Dahulu kala, terjadi ledakan bintang. Benda-benda angkasa keluar jalur dan bertabrakan satu sama lain. Menyebabkan kekacauan di seluruh alam. Makhluk bumi, bulan, asteroid, mars, bintang, dan planet lainnya musnah. Semesta bagaikan kepingan berantakan yang bertabrakan.
Namun, tak disangka ...
Satu makhluk dari trilyunan makhluk berhasil selamat. Entah itu adalah keturunan dewa ataupun yang lain.
Sebuah kemustahilan yang seharusnya lenyap saat itu. Menjadi saksi kehancuran semesta adalah hal paling mengerikan. Saksi atas kehancuran yang seharusnya ikut hancur bersama benda langit lainnya.
Sebuah cahaya kuning menyelimutinya. Menyebabkan ia terlindungi. Makhluk itu berasal dari bintang. Bintang yang bernama supernova. Tabrakan antara bintang supernova dengan asteroid yang mengelilingi jupiter dan mars menyebabkan makhluk itu terlempar ke matahari.
Sebagai pusat tata surya, matahari tidak dapat hancur. Suhu panasnya bahkan mengelupaskan kulit-kulit.
Makhluk itu terbakar habis.
Namun, sekali lagi keajaiban terjadi.
Cahaya kuning menyelimutinya.
Makhluk itu terlahir kembali. Bahkan terlahir di matahari. Seolah panasnya matahari bersatu dengannya. Ia tak terbakar. Dia tidak terlahir sebagai bayi. Dia kembali seperti saat pertama kali ia terbakar. Kira-kira berumur 17 tahun.
Makhluk itu membuka matanya. Menatap sekitar, memandangi kehancuran semesta. Dia menangis. Ia masih memiliki ingatan. Ia bukan seperti bayi yang tak tahu apa-apa. Meskipun organ tubuhnya habis terbakar. Ia masih ingat jelas apa yang sebelumnya terjadi. Jeritan semua makhluk dan kacaunya semesta sekali lagi membuatnya ingin mati.

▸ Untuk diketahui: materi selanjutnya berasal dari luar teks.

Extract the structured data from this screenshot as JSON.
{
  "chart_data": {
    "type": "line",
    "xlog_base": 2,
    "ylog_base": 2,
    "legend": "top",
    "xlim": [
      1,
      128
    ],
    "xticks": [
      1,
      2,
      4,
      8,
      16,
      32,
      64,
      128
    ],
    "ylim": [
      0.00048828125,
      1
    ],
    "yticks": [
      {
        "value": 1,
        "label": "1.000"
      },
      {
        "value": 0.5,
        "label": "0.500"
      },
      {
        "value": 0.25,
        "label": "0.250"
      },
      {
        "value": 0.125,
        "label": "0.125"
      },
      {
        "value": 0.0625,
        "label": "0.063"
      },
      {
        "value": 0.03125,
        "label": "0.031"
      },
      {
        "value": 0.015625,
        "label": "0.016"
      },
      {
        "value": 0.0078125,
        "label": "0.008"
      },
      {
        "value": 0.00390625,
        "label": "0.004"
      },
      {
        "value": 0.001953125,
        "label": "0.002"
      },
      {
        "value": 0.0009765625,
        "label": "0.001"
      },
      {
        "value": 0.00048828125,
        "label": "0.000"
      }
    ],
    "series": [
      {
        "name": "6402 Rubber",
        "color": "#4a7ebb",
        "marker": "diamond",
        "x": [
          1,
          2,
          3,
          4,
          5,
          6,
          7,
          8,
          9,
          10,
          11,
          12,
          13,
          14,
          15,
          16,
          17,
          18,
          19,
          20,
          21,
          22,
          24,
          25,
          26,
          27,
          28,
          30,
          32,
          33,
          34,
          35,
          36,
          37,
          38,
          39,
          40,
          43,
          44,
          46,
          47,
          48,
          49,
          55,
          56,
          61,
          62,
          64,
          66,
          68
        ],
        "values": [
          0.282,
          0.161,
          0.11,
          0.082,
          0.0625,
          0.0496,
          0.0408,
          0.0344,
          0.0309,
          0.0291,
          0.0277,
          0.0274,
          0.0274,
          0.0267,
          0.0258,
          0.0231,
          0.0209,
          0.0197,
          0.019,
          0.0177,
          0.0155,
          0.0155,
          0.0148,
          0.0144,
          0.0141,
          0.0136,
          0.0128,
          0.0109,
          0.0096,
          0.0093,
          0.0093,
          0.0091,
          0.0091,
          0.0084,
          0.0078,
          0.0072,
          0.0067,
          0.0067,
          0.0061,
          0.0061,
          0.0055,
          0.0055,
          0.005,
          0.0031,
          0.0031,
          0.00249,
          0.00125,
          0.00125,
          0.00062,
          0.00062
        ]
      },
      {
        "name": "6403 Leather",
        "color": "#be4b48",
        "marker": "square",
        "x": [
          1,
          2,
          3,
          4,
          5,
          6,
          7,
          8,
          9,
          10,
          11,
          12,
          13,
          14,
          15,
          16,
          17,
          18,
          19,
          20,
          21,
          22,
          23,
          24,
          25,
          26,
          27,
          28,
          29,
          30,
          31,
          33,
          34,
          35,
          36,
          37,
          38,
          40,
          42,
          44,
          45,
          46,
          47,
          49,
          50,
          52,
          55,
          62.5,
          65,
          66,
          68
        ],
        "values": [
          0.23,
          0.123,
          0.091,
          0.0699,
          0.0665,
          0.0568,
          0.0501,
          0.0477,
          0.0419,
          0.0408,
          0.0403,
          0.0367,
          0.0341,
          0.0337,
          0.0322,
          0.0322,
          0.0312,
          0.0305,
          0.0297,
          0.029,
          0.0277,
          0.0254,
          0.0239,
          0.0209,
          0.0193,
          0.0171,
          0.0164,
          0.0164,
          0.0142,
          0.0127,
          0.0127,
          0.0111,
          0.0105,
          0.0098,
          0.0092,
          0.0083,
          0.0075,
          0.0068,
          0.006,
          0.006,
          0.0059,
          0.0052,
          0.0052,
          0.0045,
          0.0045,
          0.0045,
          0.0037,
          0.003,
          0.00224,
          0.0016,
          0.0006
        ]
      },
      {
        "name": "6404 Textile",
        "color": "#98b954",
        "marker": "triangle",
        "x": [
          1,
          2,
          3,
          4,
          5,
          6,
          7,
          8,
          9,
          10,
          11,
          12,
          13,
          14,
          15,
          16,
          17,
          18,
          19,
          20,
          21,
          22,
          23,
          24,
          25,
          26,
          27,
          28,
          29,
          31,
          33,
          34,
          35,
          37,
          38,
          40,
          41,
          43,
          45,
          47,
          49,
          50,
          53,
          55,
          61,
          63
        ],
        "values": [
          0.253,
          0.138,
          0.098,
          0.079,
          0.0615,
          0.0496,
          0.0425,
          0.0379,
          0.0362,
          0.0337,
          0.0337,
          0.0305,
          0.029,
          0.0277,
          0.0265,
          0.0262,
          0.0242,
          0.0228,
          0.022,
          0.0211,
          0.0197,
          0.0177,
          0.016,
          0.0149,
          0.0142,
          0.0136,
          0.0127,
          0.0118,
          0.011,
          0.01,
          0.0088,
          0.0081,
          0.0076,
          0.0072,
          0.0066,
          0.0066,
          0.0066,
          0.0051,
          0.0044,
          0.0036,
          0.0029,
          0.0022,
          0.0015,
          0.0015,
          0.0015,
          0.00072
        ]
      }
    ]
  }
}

Semuanya telah mati. Lalu, kenapa ia harus hidup ketika tidak ada seorang pun di semesta ini?
Ini menyakitkan.
Dia berkali-kali menabrakkan dirinya pada serpihan tajam asteroid. Namun nihil ia masih hidup. Bersih, mulus, tanpa noda. Ia terjun ke bawah berharap jatuh dan tertindih sesuatu. Namun nihil, ia bahkan dapat terbang. Dia melompati reruntuhan benda langit. Lompat, lompat, lompat, lalu sengaja mendarat di atas runcingnya bintang. Namun nihil. Ia tertusuk tapi tak terluka. Sungguh aneh.
Kali ini dia berlari lalu melompat pada komet. Dia berharap hangus. Jika komponen matahari tak dapat membakarnya, mungkin komet berbeda. Ia mencoba kemungkinan terakhir ini.
Sia-sia. Api tak dapat melukainya. Semuanya tak dapat membunuhnya.
Tubuh yang berasal dari matahari, pemimpin semua benda langit menyebabkan ia bagaikan abadi. Tak dapat terluka.
Ia menangis. Hanya menangis yang dapat ia lakukan.
Dia berbaring. Menatap reruntuhan yang terikat orbit melayang-layang di atasnya.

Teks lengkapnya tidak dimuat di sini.